First Lady of Venezuela
- In office February 2, 1984 – April 1988
- President: Jaime Lusinchi
- Preceded by: Betty Urdaneta
- Succeeded by: Blanca Rodríguez

Personal details
- Born: Gladys Teresa Castillo Cardier 1922 or 1923
- Died: 25 March 2021 (aged 98) Venezuela
- Spouse: Jaime Lusinchi ​ ​(m. 1941; div. 1988)​
- Children: Five
- Occupation: Pediatrician

= Gladys Castillo =

Venezuelan pediatrician and social activist (died 2021)

Gladys Teresa Castillo Cardier (14 July 1922 – 25 March 2021) was a Venezuelan pediatrician and social activist. She was the First Lady of Venezuela from 1984 until her divorce from President Jaime Lusinchi in 1988. Lusinchi's controversial divorce from First Lady Castillo, in favor of his mistress and private secretary Blanca Ibáñez, was a major public and political scandal during his presidency.

==Biography==
Castillo was a longtime, practicing pediatrician.

She was introduced to her future husband, Jaime Lusinchi, by mutual friends while attending a sports tournament in Aragua de Barcelona. They talked about different books that both were reading at the time. The couple gradually began dating and married in 1941. Castillo and Lusinchi had five children - two sons and three daughters.

They remained married for more than 40 years, although the latter years of the marriage proved difficult for Castillo due to her husband's affair. Castillo effectively separated from Lusinchi, but remained married due to her family and potential consequences for Lusinschi's political career. Their marriage was already failing prior to Lusinchi's presidency. According to Castillo, this placed her in a "very difficult situation" even before she became first lady.

Jamie Lusinchi was elected president in 1983. Shortly after taking office, Lusinchi appointed his mistress, Blanca Ibáñez, as the "private secretary" of the Presidency in February 1984. This designation sparked many reactions in public opinion. Many of her critics said that Ibáñez had a high degree of discretional power inside the government.

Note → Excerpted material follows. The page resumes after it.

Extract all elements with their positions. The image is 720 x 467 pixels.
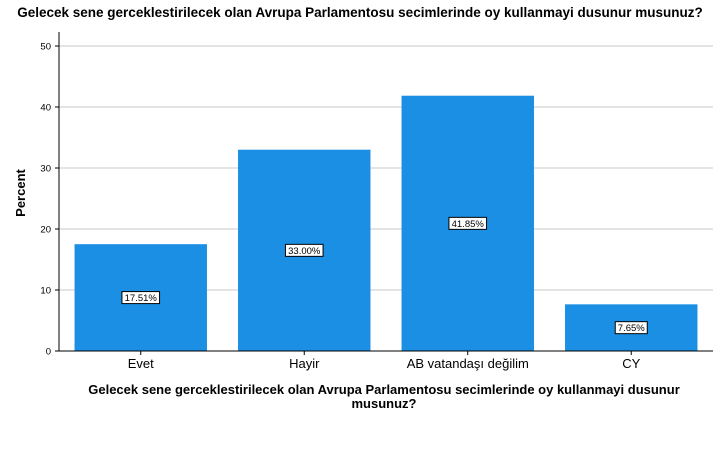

Castillo confessed that she never felt comfortable in her role as Venezuela's first lady. In a 1988 interview with journalist Nelson Hippolyte, she compared being the president's wife to being locked up and "not being able to do the things she wanted". Despite this, Castillo focused on social programs, charitable causes, and children's health care during her tenure as first lady. She tried to introduce a number of new social welfare and health initiatives, especially for children. However, her plans failed to receive any support from President Jaime Lusinchi or his government. For example, Castillo proposed several new preventative dental clinics throughout Caracas, but her plan was not approved. She expressed her frustrations in the interview with Nelson Hippolyte, which were later published in the book, La Pregunta y sus Víctimas, "In this role as first lady I have been able to do many things for my profession as a doctor-pediatrician, but I have not had the support...I wanted to build a big recreational park for the family and they didn't give me permission either."

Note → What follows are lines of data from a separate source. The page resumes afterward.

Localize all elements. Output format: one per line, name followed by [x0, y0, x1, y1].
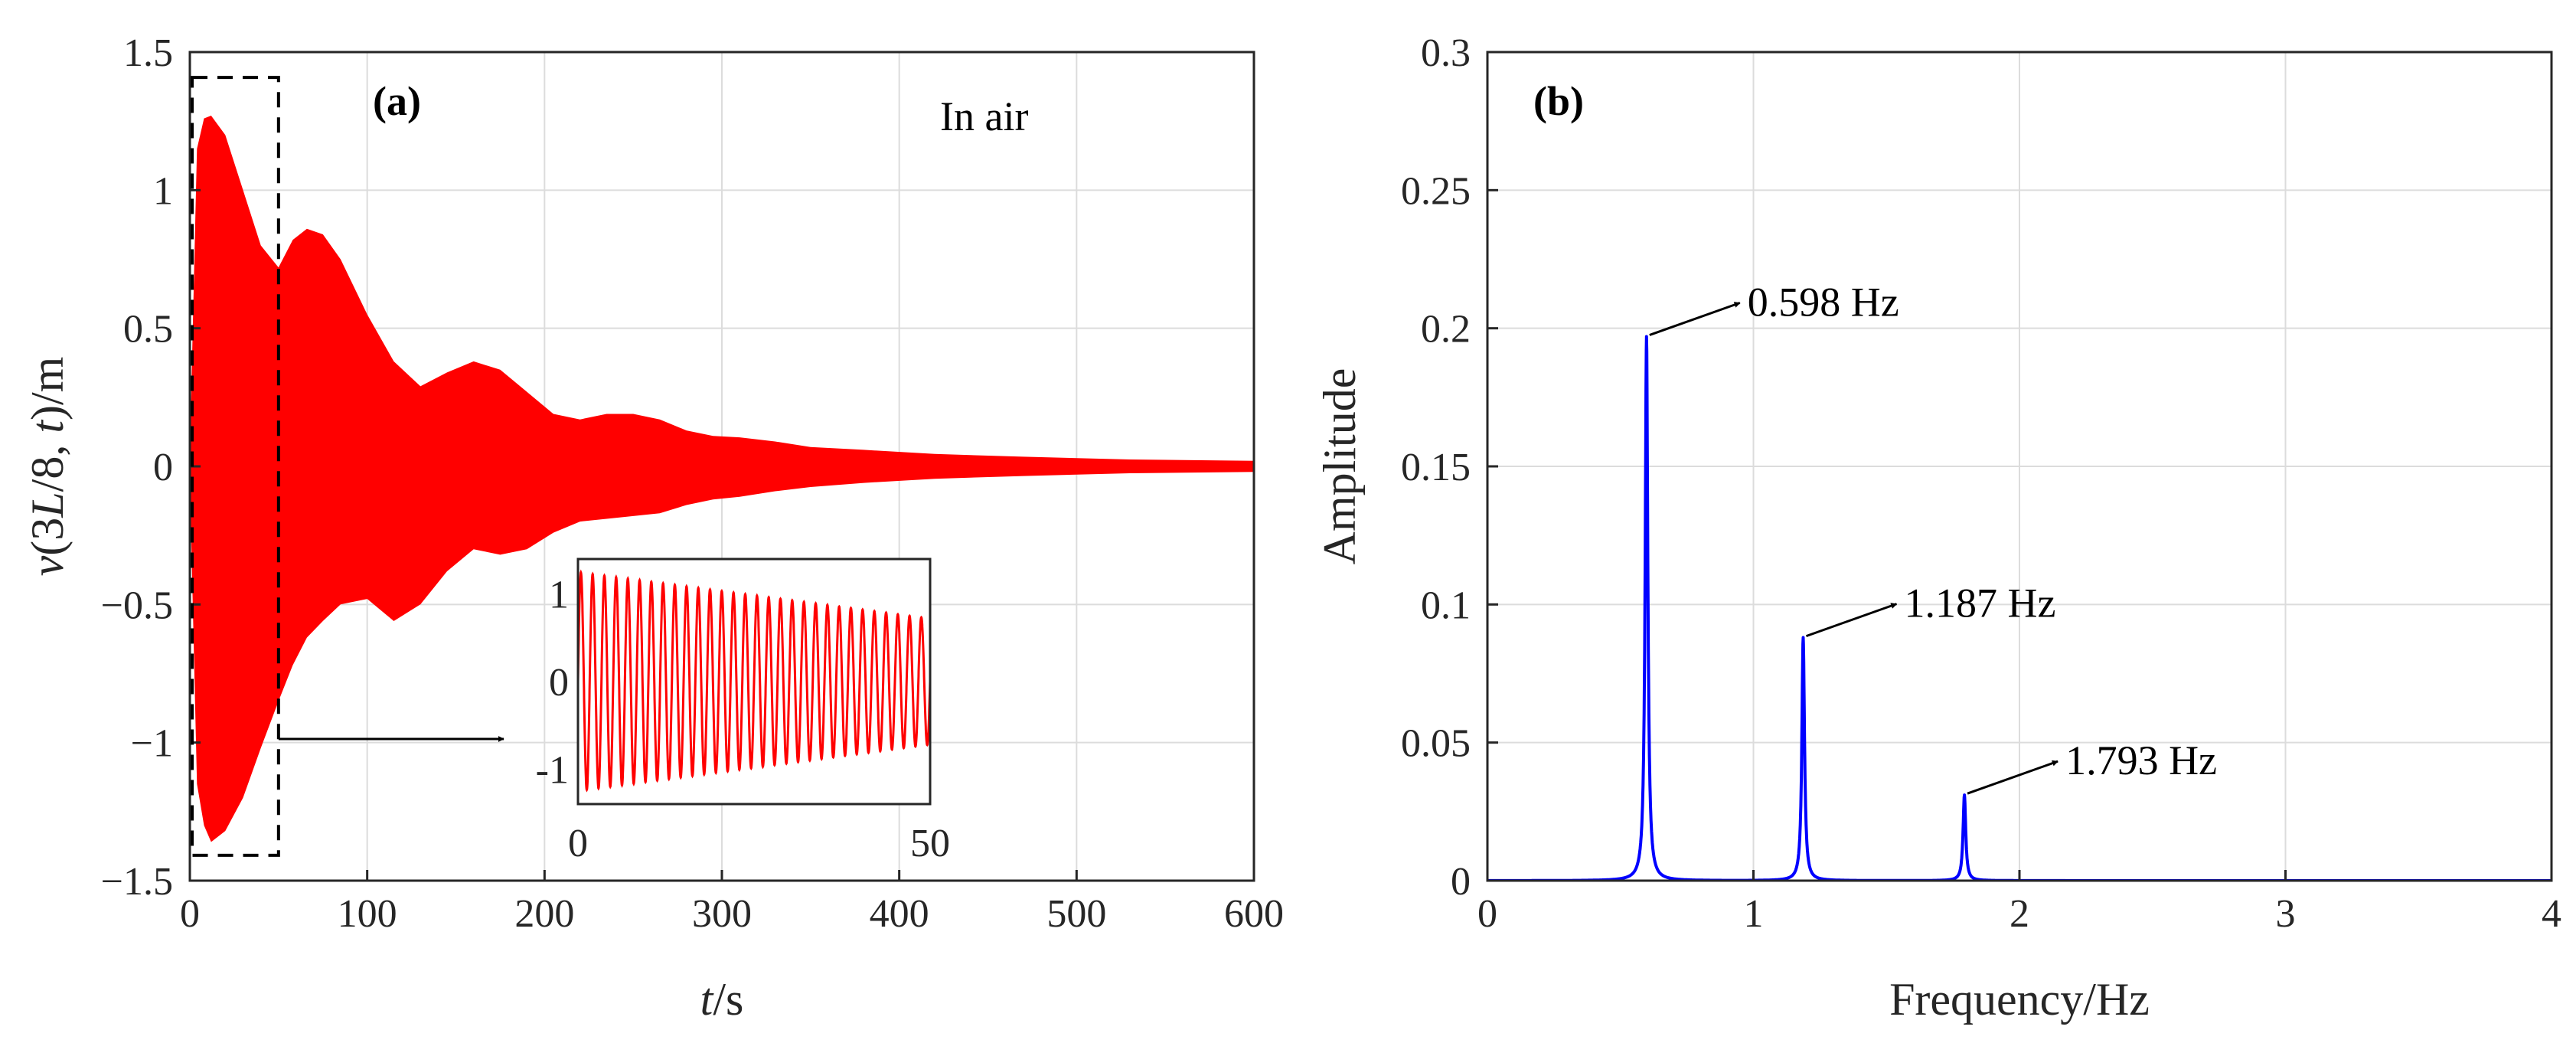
panel-b: 0 1 2 3 4 0 0.05 0.1 0.15 0.2 0.25 0.3 0.598 Hz 1.1… — [1314, 31, 2561, 1025]
inset-y-tick-label: -1 — [536, 748, 569, 792]
peak-annotation-arrow — [1805, 603, 1898, 638]
panel-a-x-tick-label: 400 — [870, 892, 929, 936]
panel-a-y-tick-label: −1 — [131, 722, 173, 766]
panel-a: 0 100 200 300 400 500 600 −1.5−1−0.500.511.5 1… — [22, 31, 1284, 1025]
panel-a-y-tick-label: 0.5 — [123, 308, 173, 351]
panel-a-inset: 1 0 -1 0 50 — [536, 557, 950, 865]
panel-a-y-tick-label: −1.5 — [101, 860, 173, 904]
panel-b-x-tick-label: 1 — [1744, 892, 1764, 936]
panel-a-label: (a) — [373, 78, 421, 124]
inset-x-tick-label-0: 0 — [568, 822, 588, 865]
panel-a-y-ticks: −1.5 −1 −0.5 0 0.5 1 1.5 — [101, 31, 201, 904]
panel-b-x-tick-label: 2 — [2010, 892, 2029, 936]
panel-b-peak-annotations: 0.598 Hz 1.187 Hz 1.793 Hz — [1649, 279, 2217, 795]
panel-a-y-tick-label: −0.5 — [101, 584, 173, 627]
panel-a-response-envelope — [190, 116, 1254, 842]
inset-oscillation-line — [578, 569, 930, 793]
panel-a-x-tick-label: 300 — [692, 892, 752, 936]
panel-b-x-tick-label: 4 — [2542, 892, 2561, 936]
panel-a-y-tick-label: 0 — [153, 446, 173, 489]
panel-a-x-tick-label: 500 — [1046, 892, 1106, 936]
panel-b-x-tick-label: 0 — [1477, 892, 1497, 936]
panel-b-y-axis-label: Amplitude — [1314, 368, 1365, 565]
panel-a-x-axis-label: t/s — [700, 974, 744, 1025]
inset-x-tick-label-1: 50 — [910, 822, 950, 865]
inset-frame — [576, 557, 932, 806]
panel-b-y-ticks: 0 0.05 0.1 0.15 0.2 0.25 0.3 — [1401, 31, 1498, 904]
panel-a-x-ticks: 0 100 200 300 400 500 600 — [180, 870, 1284, 936]
panel-b-y-tick-label: 0.2 — [1421, 308, 1471, 351]
panel-b-x-tick-label: 3 — [2276, 892, 2296, 936]
panel-b-y-tick-label: 0.15 — [1401, 446, 1471, 489]
peak-annotation-arrow — [1967, 760, 2059, 795]
panel-b-y-tick-label: 0.05 — [1401, 722, 1471, 766]
panel-b-y-tick-label: 0 — [1451, 860, 1471, 904]
panel-a-zoom-box — [191, 76, 280, 857]
panel-a-y-axis-label: v(3L/8, t)/m — [22, 357, 73, 577]
inset-y-tick-label: 0 — [549, 661, 569, 705]
peak-annotation-label: 1.793 Hz — [2065, 737, 2217, 783]
panel-a-annotation: In air — [940, 93, 1028, 139]
panel-b-y-tick-label: 0.25 — [1401, 169, 1471, 213]
peak-annotation-arrow — [1649, 302, 1741, 336]
panel-b-y-tick-label: 0.3 — [1421, 31, 1471, 75]
inset-y-ticks: 1 0 -1 — [536, 574, 569, 793]
panel-a-x-tick-label: 600 — [1224, 892, 1284, 936]
panel-a-x-tick-label: 0 — [180, 892, 200, 936]
panel-b-x-ticks: 0 1 2 3 4 — [1477, 870, 2561, 936]
panel-a-x-tick-label: 100 — [338, 892, 397, 936]
peak-annotation-label: 0.598 Hz — [1748, 279, 1899, 325]
peak-annotation-label: 1.187 Hz — [1904, 580, 2055, 626]
panel-a-y-tick-label: 1.5 — [123, 31, 173, 75]
panel-a-y-tick-label: 1 — [153, 169, 173, 213]
panel-b-x-axis-label: Frequency/Hz — [1889, 974, 2150, 1025]
inset-y-tick-label: 1 — [549, 574, 569, 617]
panel-b-y-tick-label: 0.1 — [1421, 584, 1471, 627]
panel-b-label: (b) — [1533, 78, 1584, 124]
panel-a-x-tick-label: 200 — [514, 892, 574, 936]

President Lusinchi filed for divorce while still in office, "citing voluntary abandonment of the home" by Castillo. First Lady Castillo criticized her husband's actions and refused to move out of the La Casona presidential palace during the divorce proceedings. The divorce, initiated by Lusinchi, was granted in April 1988 by the Seventh Civil Court of Caracas with unusual speed. Castillo rebuked Lusinchi following the ruling, saying, "If anyone has committed abandonment and serious insults, it has not been me."

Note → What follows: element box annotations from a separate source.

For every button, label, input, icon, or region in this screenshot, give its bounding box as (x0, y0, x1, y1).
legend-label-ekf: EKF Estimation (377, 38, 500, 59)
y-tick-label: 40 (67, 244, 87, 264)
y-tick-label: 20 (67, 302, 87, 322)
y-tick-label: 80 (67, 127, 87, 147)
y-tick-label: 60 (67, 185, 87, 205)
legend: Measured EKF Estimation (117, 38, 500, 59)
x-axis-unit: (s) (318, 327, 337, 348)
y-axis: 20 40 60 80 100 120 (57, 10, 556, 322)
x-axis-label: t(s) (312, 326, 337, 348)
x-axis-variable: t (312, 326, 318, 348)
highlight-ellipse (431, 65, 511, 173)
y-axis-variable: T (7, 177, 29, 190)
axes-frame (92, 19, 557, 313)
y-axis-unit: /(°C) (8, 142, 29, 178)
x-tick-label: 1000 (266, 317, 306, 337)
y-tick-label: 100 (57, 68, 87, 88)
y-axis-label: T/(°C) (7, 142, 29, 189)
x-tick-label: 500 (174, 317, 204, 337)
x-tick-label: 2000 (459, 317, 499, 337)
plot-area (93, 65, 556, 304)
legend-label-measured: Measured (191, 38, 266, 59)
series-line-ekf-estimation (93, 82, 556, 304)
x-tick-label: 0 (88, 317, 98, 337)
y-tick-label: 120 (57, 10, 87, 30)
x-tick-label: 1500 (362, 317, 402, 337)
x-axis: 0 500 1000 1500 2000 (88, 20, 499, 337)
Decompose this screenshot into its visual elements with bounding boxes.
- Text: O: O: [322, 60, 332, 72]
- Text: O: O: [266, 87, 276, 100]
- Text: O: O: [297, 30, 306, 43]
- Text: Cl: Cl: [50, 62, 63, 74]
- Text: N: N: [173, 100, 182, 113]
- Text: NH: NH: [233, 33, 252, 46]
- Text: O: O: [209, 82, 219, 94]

Reaction against President Lusinchi was swift and overwhelmingly negative. Public opinion turned against the president. The Catholic Church, led by Mérida Archbishop Miguel Antonio Salas, harshly condemned Lusinchi and the speed of his divorce, writing, "With consternation and astonishment, we have learned from the press of the divorce decree of the presidential couple" and called it
"...a bad example by the national magistrate which has dealt a severe blow to the family institution in Venezuela." The bishops noted that the presidential divorce scandal was a first in Venezuelan history.

For her part, Castillo later expressed relief to be free from her husband's infidelity. By 1988, she had privately concluded that the end of her marriage would not harm her family or her children.

Gladys Castillo died on 25 March 2021, at the age of 98.